L-Acoustics A Series and Concept Systems Solve the Acoustic Puzzle at Singapore’s School of the Arts L-Acoustics A Series and Concept Systems Solve the Acoustic Puzzle at Singapore’...
Reflective surfaces, a strict 200kg rigging limit, and a subwoofer redesign mid-project — Concept Systems delivered a concert-grade sound system in two weeks flat
Singapore – April 2026 – School of the Arts (SOTA) is Singapore’s specialised independent school for students aged 13-18, offering a six-year arts and academic curriculum, leading to the International Baccalaureate Diploma Programme (IBDP) or the International Baccalaureate Career-Related Programme (IBCP). SOTA students specialise in Dance, Film, Literary Arts, Music, Theatre and Visual Arts, honing their craft to a high level of artistic and technical excellence in a campus designed by award-winning WOHA. The Architects building’s striking design earned a World Architecture Festival award in 2010 and created exactly the kind of acoustically complex environment that demands serious engineering solutions.
When SOTA decided to overhaul the sound system in its Concert Hall, the wish list was ambitious: consistent intelligibility across 628 seats, from classical recitals to multimedia productions, without disrupting the halls carefully tuned acoustic character. What the brief didn’t fully capture was the complexity hiding in the room itself: highly reflective surfaces, serious rigging constraints, and a subwoofer geometry problem that would only reveal itself during installation. L-Acoustics Certified Partner Concept Systems navigated every one of those obstacles, completing the full installation in a two-week window with performances booked immediately after.

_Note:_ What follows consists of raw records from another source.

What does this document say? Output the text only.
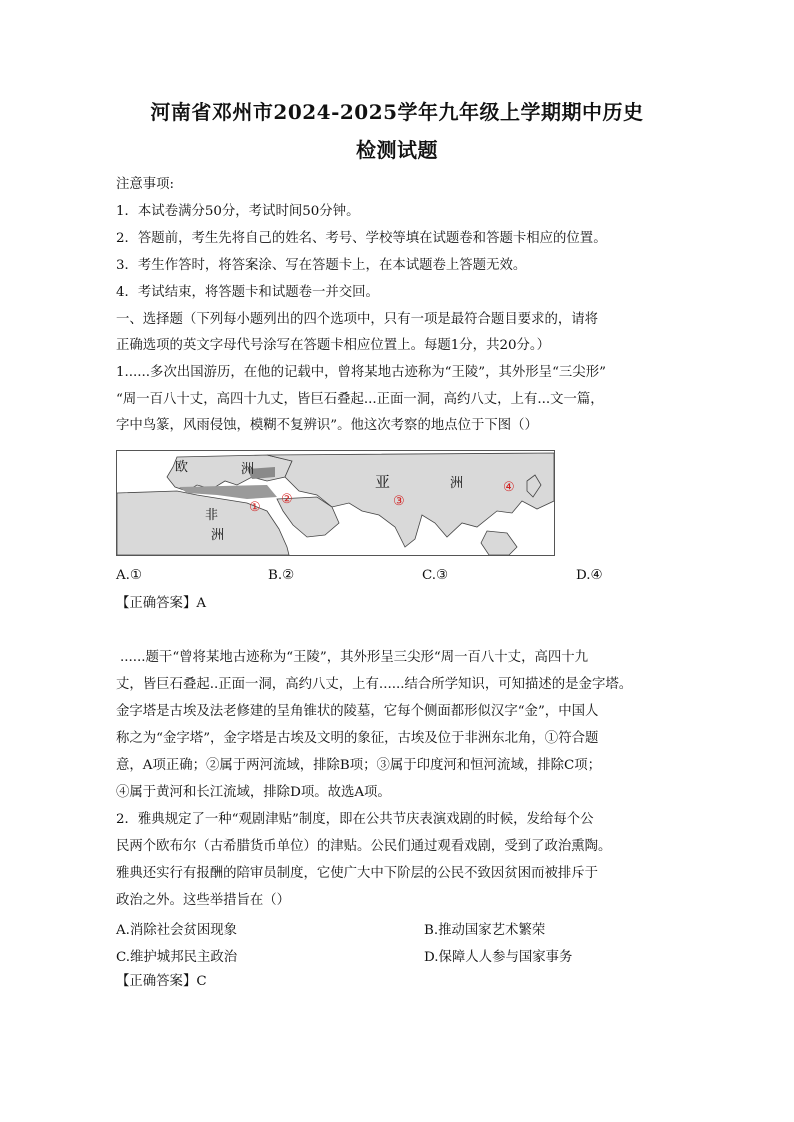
河南省邓州市2024-2025学年九年级上学期期中历史
检测试题
注意事项:
1．本试卷满分50分，考试时间50分钟。
2．答题前，考生先将自己的姓名、考号、学校等填在试题卷和答题卡相应的位置。
3．考生作答时，将答案涂、写在答题卡上，在本试题卷上答题无效。
4．考试结束，将答题卡和试题卷一并交回。
一、选择题（下列每小题列出的四个选项中，只有一项是最符合题目要求的，请将
正确选项的英文字母代号涂写在答题卡相应位置上。每题1分，共20分。）
1......多次出国游历，在他的记载中，曾将某地古迹称为“王陵”，其外形呈“三尖形”
“周一百八十丈，高四十九丈，皆巨石叠起...正面一洞，高约八丈，上有...文一篇，
字中鸟篆，风雨侵蚀，模糊不复辨识”。他这次考察的地点位于下图（）
欧	洲
亚	洲
非
洲
①
②	③
④
A.①	B.②	C.③	D.④
【正确答案】A
......题干“曾将某地古迹称为“王陵”，其外形呈三尖形“周一百八十丈，高四十九
丈，皆巨石叠起..正面一洞，高约八丈，上有......结合所学知识，可知描述的是金字塔。
金字塔是古埃及法老修建的呈角锥状的陵墓，它每个侧面都形似汉字“金”，中国人
称之为“金字塔”，金字塔是古埃及文明的象征，古埃及位于非洲东北角，①符合题
意，A项正确；②属于两河流域，排除B项；③属于印度河和恒河流域，排除C项；
④属于黄河和长江流域，排除D项。故选A项。
2．雅典规定了一种“观剧津贴”制度，即在公共节庆表演戏剧的时候，发给每个公
民两个欧布尔（古希腊货币单位）的津贴。公民们通过观看戏剧，受到了政治熏陶。
雅典还实行有报酬的陪审员制度，它使广大中下阶层的公民不致因贫困而被排斥于
政治之外。这些举措旨在（）
A.消除社会贫困现象	B.推动国家艺术繁荣
C.维护城邦民主政治	D.保障人人参与国家事务
【正确答案】C
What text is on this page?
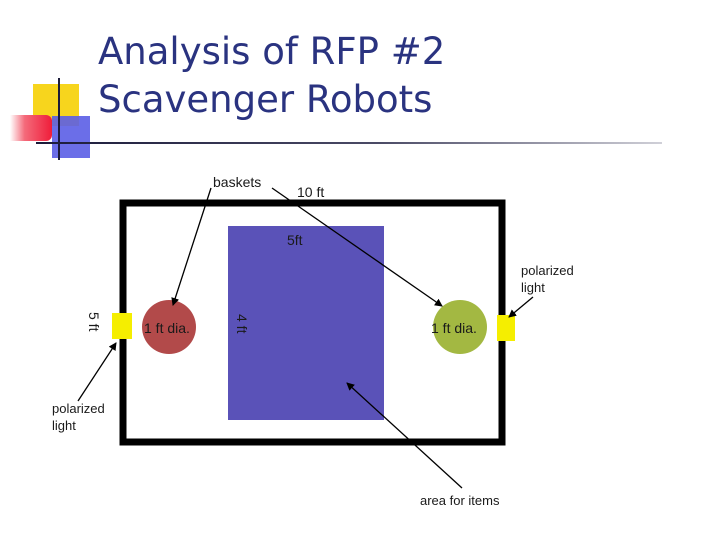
Analysis of RFP #2
Scavenger Robots
baskets
10 ft
5ft
4 ft
5 ft	1 ft dia.	1 ft dia.
polarized
light
polarized
light
area for items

A Concert Hall Built for Acoustics, and the Challenge That Creates
SOTA’s Concert Hall was originally designed with acoustic performance at its heart. That’s a feature for the musicians who perform there. But for sound engineers, getting intelligibility right in that environment demanded exceptional control over directivity.
“The venue needed highly controlled coverage so that sound energy stayed focused on the audience and avoided exciting reflective surfaces unnecessarily,” says James Pithouse, Senior Engineer (Product and Project) at Concept Systems. “The A10i with Panflex was the right fit precisely because of how finely we can tune its horizontal dispersion. We can shape the coverage to match audience geometry and cut spill to the walls before it becomes a problem.”

200kg Limit, Zero Compromise on Performance
The reflective surfaces were the first challenge, but the second challenge was structural. The Concert Hall’s rigging points carry a strict 200kg maximum load for suspended loudspeaker clusters, ruling out heavier configurations and demanding a system that could deliver full-room coverage at compact scale. The A Series, engineered for high output-to-weight ratio, was dimensioned precisely to meet that constraint without trading away SPL or coverage consistency.
The final main system configuration of six A10i Focus and four A10i Wide deployed as left and right hangs fits within the weight limit while covering the full audience area. Five X6i provide front-fill, maintaining tonal consistency for listeners close to the stage.
A third challenge emerged during installation itself. The original design called for a vertical cardioid KS21i subwoofer arrangement but the available ceiling height at the venue made a vertical stack impractical.
Rather than accepting a compromise in bass performance, Concept Systems adapted the design, moving to a horizontal KS21i deployment that maintained cardioid directional control within the physical constraints of the space.
“Soundvision was essential in anticipating the room’s behaviour before we arrived,” James explains. “That let us optimise speaker aiming and Panflex settings in advance, so we understood the reflection problems before final tuning. And when the subwoofer geometry needed to change, we had the simulation tools and the system flexibility to adapt quickly.”

Soundvision: Solving the Room Before Setting Foot in It
L-Acoustics Soundvision drove the design process from the start, allowing Concept Systems to model loudspeaker placement, coverage patterns and SPL distribution across the full audience area before a single piece of kit was hung.
The network infrastructure that supports the installed system runs on a fully redundant Milan-AVB architecture, with three LA4X amplified controllers handling amplification and an L-Acoustics P1 processor managing signal distribution. The P1 receives AES signals from the venue’s existing Yamaha I/O system and routes audio across the network, a clean integration that required no additional format conversion hardware.

Two Weeks. Done.
Concept Systems completed the full scope, including de-rigging the previous system, installing and commissioning the new configuration, network setup and final optimisation within a two-week window tightly coordinated with the venue’s performance schedule. There was no margin for delay.
Initial feedback from the technical team has confirmed the results the design aimed for: improved clarity, more consistent coverage across all audience positions, and meaningfully greater flexibility when moving between acoustic and amplified programming. Training sessions brought the venue’s operators fully up to speed on day-to-day system management and ongoing optimisation.
“The initial response has been very positive,” James says. “The venue now has a system that genuinely handles what they put in front of it — and it’s built to grow with them.”